Marina Sagl: Hah – jedes Menschen Leben und somit seine berufliche Karriere beginnt mit der Geburt. Ein kreativer Mensch – ein schaffender Mensch zeigt, je wahrhaftiger er ist, desto intensiver immer die Essenz seines Lebens. Kreativität ist eine Lebenshaltung – und ich habe viele Wege versucht, um diese Lebenshaltung auszudrücken, in der Malerei, Bildhauerei, Lyrik, Schmuckgestaltung – besonders aber auch in meinen Managementtätigkeiten in der Wirtschaft. Erfolgreiche Wirtschaftsprozesse sind eine große Herausforderung an die kreative Kraft in einem Menschen. 2005 gründeten mein Mann Christian Rauchenwald und ich den Modelabel VENI CREATRIX – fashion is confession. Es war ein ganz logischer Schritt in unserem Lebensfluss. In den Jahren 1999 bis 2004 hatte ich mich intensiv mit Schmuckdesign beschäftigt – war von der Porzellanmanufaktur Augarten beauftragt, mehrere Schmuckkollektionen zu entwerfen. Diese waren sehr erfolgreich und wurden auch in Tokio angeboten.
Meine Schmuckdesignphase war ein sehr erfolgreicher Weg. Dann brauchte ich eines Tages für eine Präsentation die entsprechenden Kleider als „Unterlage“ . Was mir gefiel, war zum kaufen zu teuer… so habe ich es selbst gefertigt. Meine ersten Schritte im fashion-design. Die Kundinnen waren hingerissen. Soviel Klarheit – die Bekleidung war ganz einfach geschnitten – ich hatte sie auch selbst genäht – das war bestechend. Meine ersten Bekleidungsstücke wurden verkauft. Das war die Geburtsstunde von VENI CREATRIX – fashion is confession.
Die-Frau: Wo zeigen Sie Ihre Kollektionen?
Marina Sagl: In absehbarer Zukunft in einem wundervollen web-store.
7 Tage 24 Stunden geöffnet.
Das ist der Trend der Zeit. Und es ist für uns ganz spannend und aufregend – denn wir gehen somit wieder in eine neue Zeit mit VENI CREATRIX – fashion is confession. www.venicreatrix.com
Die-Frau:Was halten Sie von der Vienna Fashion Week?

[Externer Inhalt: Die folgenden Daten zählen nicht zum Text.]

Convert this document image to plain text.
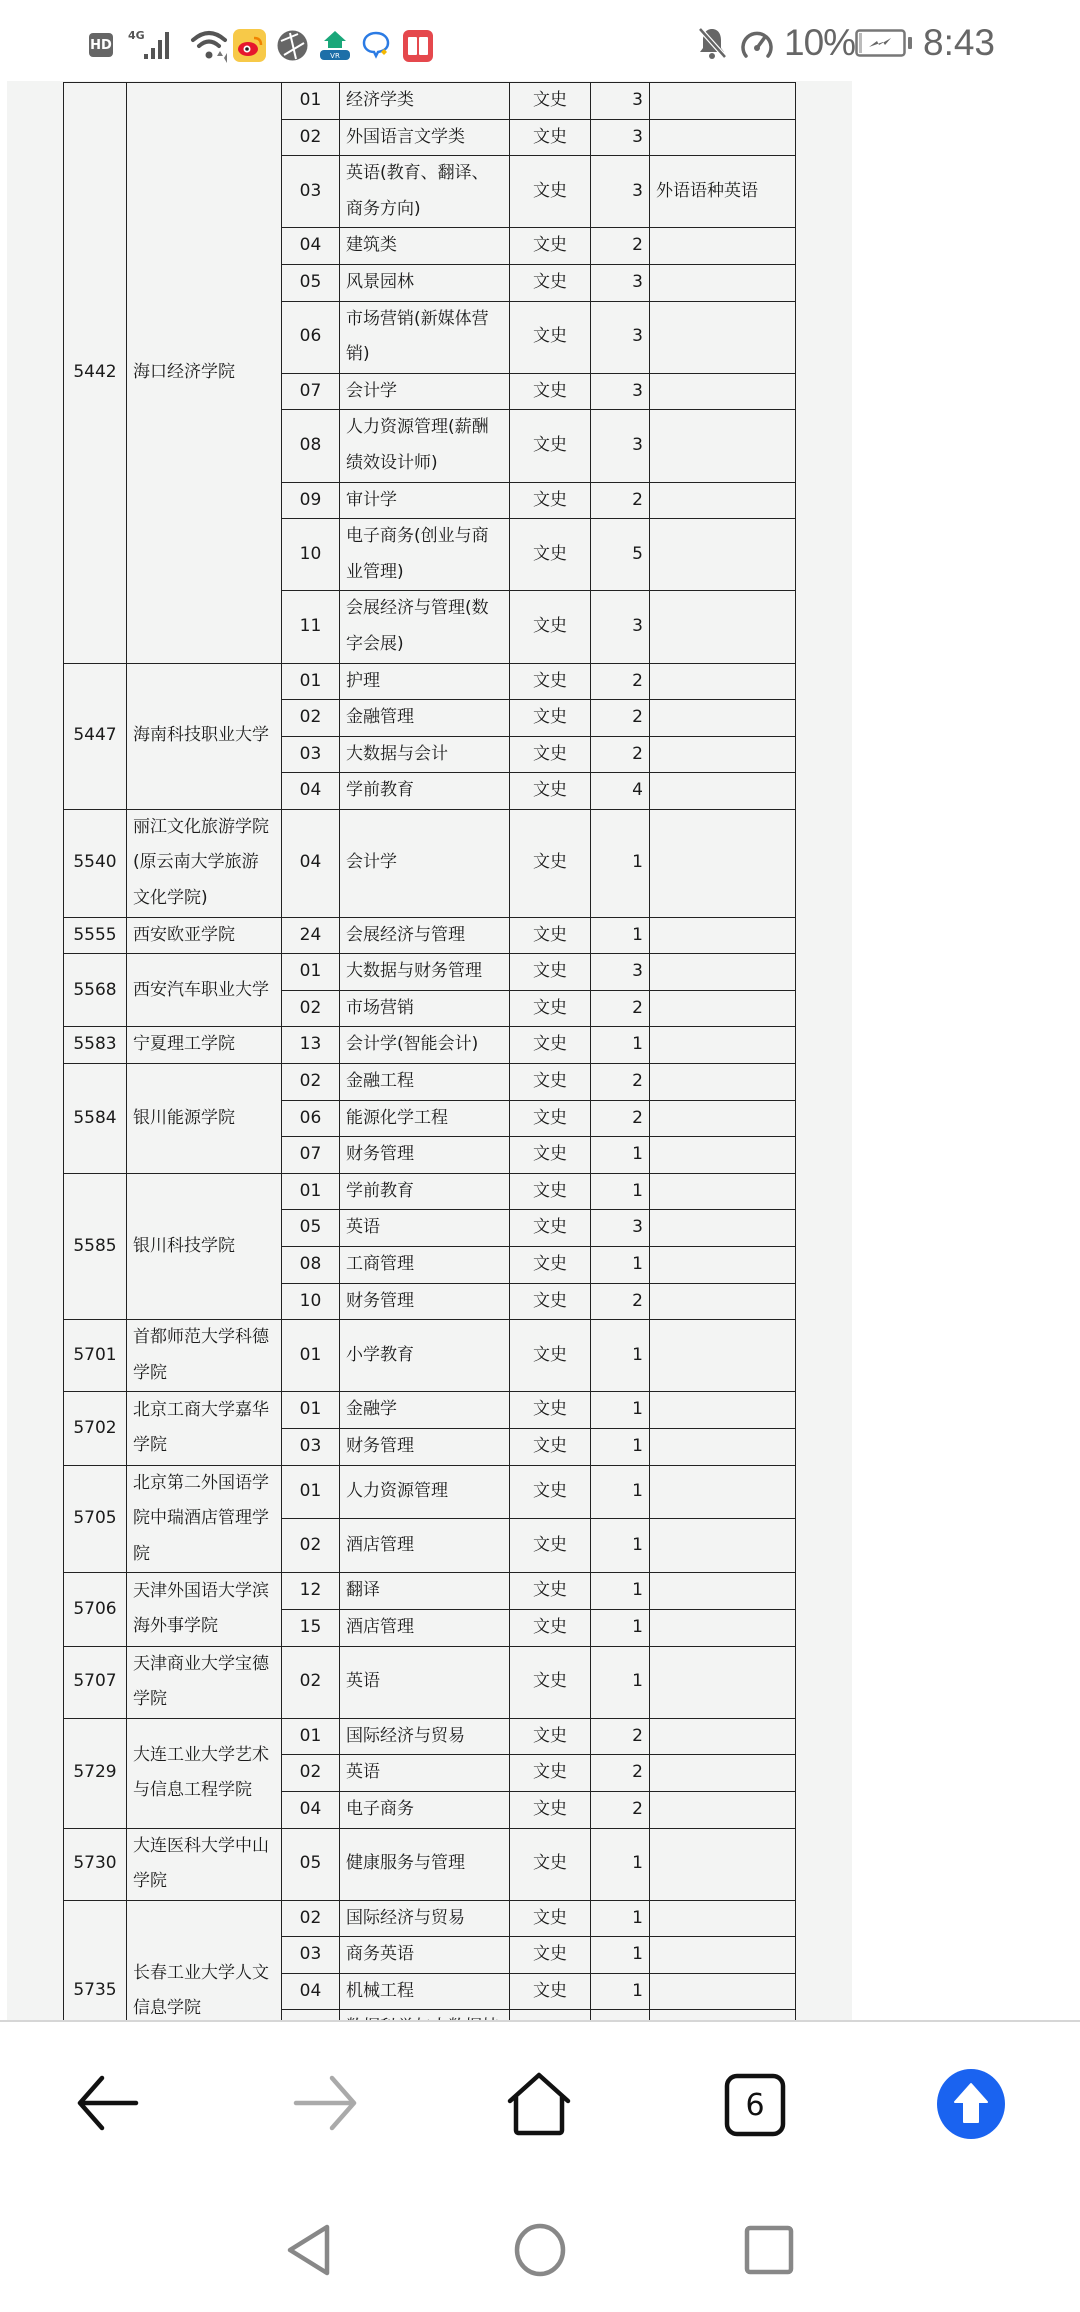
HD
4G
VR	10% 8:43
5442	海口经济学院	01	经济学类	文史	3	
		02	外国语言文学类	文史	3	
		03	英语(教育、翻译、商务方向)	文史	3	外语语种英语
		04	建筑类	文史	2	
		05	风景园林	文史	3	
		06	市场营销(新媒体营销)	文史	3	
		07	会计学	文史	3	
		08	人力资源管理(薪酬绩效设计师)	文史	3	
		09	审计学	文史	2	
		10	电子商务(创业与商业管理)	文史	5	
		11	会展经济与管理(数字会展)	文史	3	
5447	海南科技职业大学	01	护理	文史	2	
		02	金融管理	文史	2	
		03	大数据与会计	文史	2	
		04	学前教育	文史	4	
5540	丽江文化旅游学院(原云南大学旅游文化学院)	04	会计学	文史	1	
5555	西安欧亚学院	24	会展经济与管理	文史	1	
5568	西安汽车职业大学	01	大数据与财务管理	文史	3	
		02	市场营销	文史	2	
5583	宁夏理工学院	13	会计学(智能会计)	文史	1	
5584	银川能源学院	02	金融工程	文史	2	
		06	能源化学工程	文史	2	
		07	财务管理	文史	1	
5585	银川科技学院	01	学前教育	文史	1	
		05	英语	文史	3	
		08	工商管理	文史	1	
		10	财务管理	文史	2	
5701	首都师范大学科德学院	01	小学教育	文史	1	
5702	北京工商大学嘉华学院	01	金融学	文史	1	
		03	财务管理	文史	1	
5705	北京第二外国语学院中瑞酒店管理学院	01	人力资源管理	文史	1	
		02	酒店管理	文史	1	
5706	天津外国语大学滨海外事学院	12	翻译	文史	1	
		15	酒店管理	文史	1	
5707	天津商业大学宝德学院	02	英语	文史	1	
5729	大连工业大学艺术与信息工程学院	01	国际经济与贸易	文史	2	
		02	英语	文史	2	
		04	电子商务	文史	2	
5730	大连医科大学中山学院	05	健康服务与管理	文史	1	
5735	长春工业大学人文信息学院	02	国际经济与贸易	文史	1	
		03	商务英语	文史	1	
		04	机械工程	文史	1	

6
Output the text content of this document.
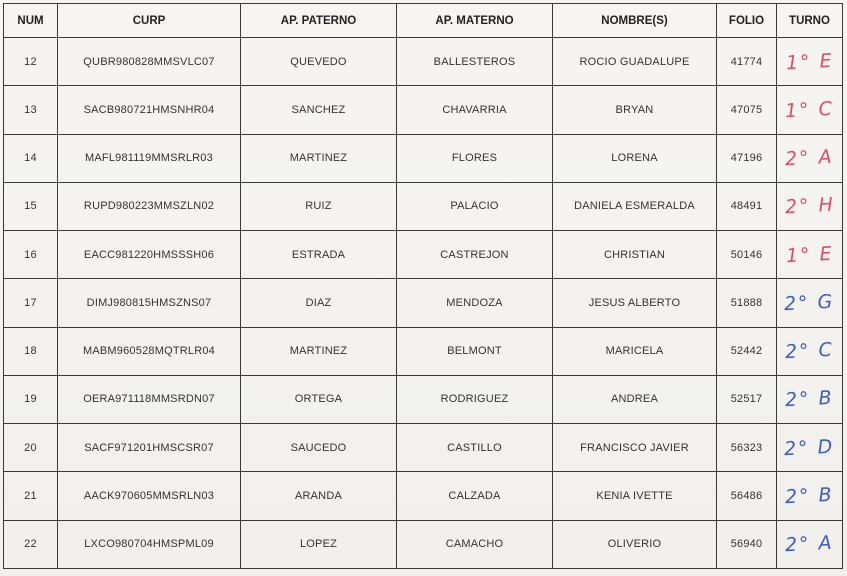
NUM	CURP	AP. PATERNO	AP. MATERNO	NOMBRE(S)	FOLIO	TURNO
12	QUBR980828MMSVLC07	QUEVEDO	BALLESTEROS	ROCIO GUADALUPE	41774	1° E
13	SACB980721HMSNHR04	SANCHEZ	CHAVARRIA	BRYAN	47075	1° C
14	MAFL981119MMSRLR03	MARTINEZ	FLORES	LORENA	47196	2° A
15	RUPD980223MMSZLN02	RUIZ	PALACIO	DANIELA ESMERALDA	48491	2° H
16	EACC981220HMSSSH06	ESTRADA	CASTREJON	CHRISTIAN	50146	1° E
17	DIMJ980815HMSZNS07	DIAZ	MENDOZA	JESUS ALBERTO	51888	2° G
18	MABM960528MQTRLR04	MARTINEZ	BELMONT	MARICELA	52442	2° C
19	OERA971118MMSRDN07	ORTEGA	RODRIGUEZ	ANDREA	52517	2° B
20	SACF971201HMSCSR07	SAUCEDO	CASTILLO	FRANCISCO JAVIER	56323	2° D
21	AACK970605MMSRLN03	ARANDA	CALZADA	KENIA IVETTE	56486	2° B
22	LXCO980704HMSPML09	LOPEZ	CAMACHO	OLIVERIO	56940	2° A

Marina Sagl: Wir nützen die Vienna Fashion Week auf unsere Art – und nach 3 Jahren wissen wir, was sie uns bringt: die Chance, die jeweils aktuelle VENI CREATRIX Kollektion auf einen Laufsteg zu bringen, professionell abzufotografieren und ein sehr gutes Video der show zu bekommen. Hier passt das Preis-/ Leistungsverhältnis optimal. Wir buchen die Show, machen am Tag der Show das fitting mit den 12 Models, die im Preis inkludiert sind, bringen noch 2, 3 unserer Hausmannequins mit, kommen dann zu unserer Show, zeigen immer mehr als 40 Outfits, bleiben bis zum Ende unserer Show und lassen uns beglückwünschen; und dann gehen wir wieder.
Die-Frau: Wie beginnen Sie Ihren Arbeitsprozess?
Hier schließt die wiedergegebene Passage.